Doch wie konnte es im angeblich so effizienten Neoliberalismus so weit kommen? Graeber verknüpft kühn den Arbeitsbegriff der mittelalterlichen Zünfte, protestantische Ethik, unbezahlte Frauen- und Betreuungsarbeit (den großen blinden Fleck der meisten Wirtschaftstheorien), den Durchmarsch des Finanzkapitalismus seit den 80er-Jahren und die computergestützte Automatisierung zu einer überzeugenden Erkenntnis: Im Büroalltag bildet sich längst ein neuer Feudalismus ab, dessen Lebensader Raubzüge auf den Finanzmärkten sind.
All die zwischengeschalteten Banker, Anwaltskanzleien, Personalentwickler, Lobbyisten, Strategieberater und ihre Mitarbeiterschar sind nur dafür da, die Zeit in die Länge zu ziehen – um mit überhöhten Honoraren und Gehältern das abzuschöpfen, was der Krankenschwester, dem Lastwagenfahrer, der Kassiererin am Monatsende fehlt.

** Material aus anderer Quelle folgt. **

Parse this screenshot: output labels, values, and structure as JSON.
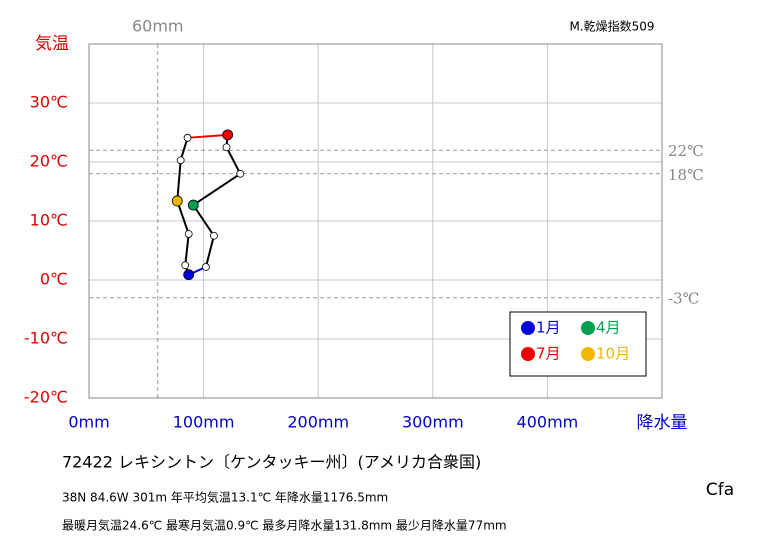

Lebensunterhalt Am Ende plädiert Graeber, der sich sonst mit politischen Vorschlägen zurückhält, in aller Vorsicht für ein bedingungsloses Grundeinkommen. Man solle den Lebensunterhalt trennen von dem, was Menschen gern tun möchten.
Der eine wird Spinoza-Experte, der andere spielt mit Kindern, die dritte konstruiert Brücken. Menschen arbeiten gern, das ist Graebers Credo – es sei denn, man zwingt sie in feudale Unsinnsschleifen.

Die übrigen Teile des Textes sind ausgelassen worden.